One thing that has changed since the media last had a chance to speak with the Buckeyes is that all of the 2012 recruiting class is now on campus. The Ohio State seniors have been especially impressed with this year's class, with Simon singling out defensive end Noah Spence as a player who has joined him for 6 a.m. workouts.

"When they come and work out with us, they're so enthusiastic about football," Simon said. "They're ready for college football. They want to take that next step and we're watching a lot of film with the young guys, trying to teach them little things here and there. As seniors on the d-line, myself and Garrett Goebel, I think we've done an alright job."

Like Simon, Sabino has also been impressed by the freshmen in his position group, although he mentioned that it's hard to single out any of the new OSU linebackers just yet.

"It's hard to say that one jumps out at me. I think they all bring something different to the table," Sabino said. "I think the potential in that room is, in my opinion, it may be better than it's ever been. But potential can only take you so far."

That School Up North

With players and coaches from all of the Big Ten schools in just one room, it was only natural that Ohio State players were asked about their rivals at Michigan, and vice-versa. And if the players' responses to such questions are any indication, the addition of Meyer to OSU has done nothing been add fuel to the rivalry's fire.

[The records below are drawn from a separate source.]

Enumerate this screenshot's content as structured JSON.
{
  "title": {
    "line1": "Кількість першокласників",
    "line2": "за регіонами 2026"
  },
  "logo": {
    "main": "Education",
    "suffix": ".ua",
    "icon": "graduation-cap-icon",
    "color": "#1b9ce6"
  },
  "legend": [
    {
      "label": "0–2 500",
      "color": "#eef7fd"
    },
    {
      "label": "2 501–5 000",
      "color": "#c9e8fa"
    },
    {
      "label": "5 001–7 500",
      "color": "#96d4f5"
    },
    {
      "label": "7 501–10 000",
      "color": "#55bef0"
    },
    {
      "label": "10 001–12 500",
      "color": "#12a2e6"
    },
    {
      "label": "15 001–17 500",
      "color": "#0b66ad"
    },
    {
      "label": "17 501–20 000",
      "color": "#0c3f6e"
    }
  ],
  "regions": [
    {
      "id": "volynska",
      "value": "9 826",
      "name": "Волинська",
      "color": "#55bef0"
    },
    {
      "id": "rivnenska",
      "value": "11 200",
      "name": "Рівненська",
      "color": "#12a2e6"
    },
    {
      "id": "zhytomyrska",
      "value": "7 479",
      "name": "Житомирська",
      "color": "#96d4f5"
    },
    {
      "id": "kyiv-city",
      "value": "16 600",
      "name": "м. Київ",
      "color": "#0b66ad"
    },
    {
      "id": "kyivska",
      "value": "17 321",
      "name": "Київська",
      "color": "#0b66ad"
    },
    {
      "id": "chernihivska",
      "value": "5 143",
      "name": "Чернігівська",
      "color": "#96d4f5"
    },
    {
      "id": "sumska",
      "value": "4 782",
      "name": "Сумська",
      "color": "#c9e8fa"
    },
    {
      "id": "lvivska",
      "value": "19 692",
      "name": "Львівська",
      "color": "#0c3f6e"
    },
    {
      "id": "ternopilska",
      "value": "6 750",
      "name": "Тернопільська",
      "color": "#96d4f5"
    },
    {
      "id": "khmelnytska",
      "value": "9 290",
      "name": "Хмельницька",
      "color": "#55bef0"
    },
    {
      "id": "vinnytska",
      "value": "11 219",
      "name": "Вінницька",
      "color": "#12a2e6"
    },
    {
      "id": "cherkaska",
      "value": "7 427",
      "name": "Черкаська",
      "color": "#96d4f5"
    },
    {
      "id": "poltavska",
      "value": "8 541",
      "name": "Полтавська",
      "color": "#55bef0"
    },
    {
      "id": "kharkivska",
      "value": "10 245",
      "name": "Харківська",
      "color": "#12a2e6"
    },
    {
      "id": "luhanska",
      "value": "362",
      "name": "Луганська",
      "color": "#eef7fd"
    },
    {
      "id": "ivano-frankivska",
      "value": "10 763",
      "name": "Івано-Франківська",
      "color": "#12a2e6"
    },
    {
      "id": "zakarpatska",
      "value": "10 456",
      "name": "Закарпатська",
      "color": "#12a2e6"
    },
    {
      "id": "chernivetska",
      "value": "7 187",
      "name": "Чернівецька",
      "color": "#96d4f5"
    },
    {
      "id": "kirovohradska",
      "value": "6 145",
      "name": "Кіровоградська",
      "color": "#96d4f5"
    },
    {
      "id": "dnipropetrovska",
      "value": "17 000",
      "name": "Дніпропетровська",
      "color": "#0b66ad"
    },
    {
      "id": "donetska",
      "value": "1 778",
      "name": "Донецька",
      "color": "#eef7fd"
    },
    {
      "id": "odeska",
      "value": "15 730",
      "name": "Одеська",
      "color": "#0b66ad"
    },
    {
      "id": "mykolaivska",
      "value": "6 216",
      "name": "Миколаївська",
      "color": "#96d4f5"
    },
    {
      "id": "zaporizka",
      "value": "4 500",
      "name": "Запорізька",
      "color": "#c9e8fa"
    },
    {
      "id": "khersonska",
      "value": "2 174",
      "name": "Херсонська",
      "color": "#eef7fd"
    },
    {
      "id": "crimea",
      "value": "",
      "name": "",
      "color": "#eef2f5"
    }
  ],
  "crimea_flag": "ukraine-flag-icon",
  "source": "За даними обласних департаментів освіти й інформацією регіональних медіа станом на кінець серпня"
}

"You get fired up for that game every year, and it's always the last game on your schedule," Simon said. "When you play Michigan, it's always going to be a dog fight for 60-plus minutes, and this year we're looking forward to the challenge."

Two of the current faces of the rivalry- Meyer and Michigan quarterback Denard Robinson- have a preexisting relationship due to Meyer's attempt at recruiting the Deerfield Beach, Fla. native while serving as the head coach at Florida.

"I almost committed to him, so what do you think?" Robinson said when asked of his impressions of Meyer. "He's alright."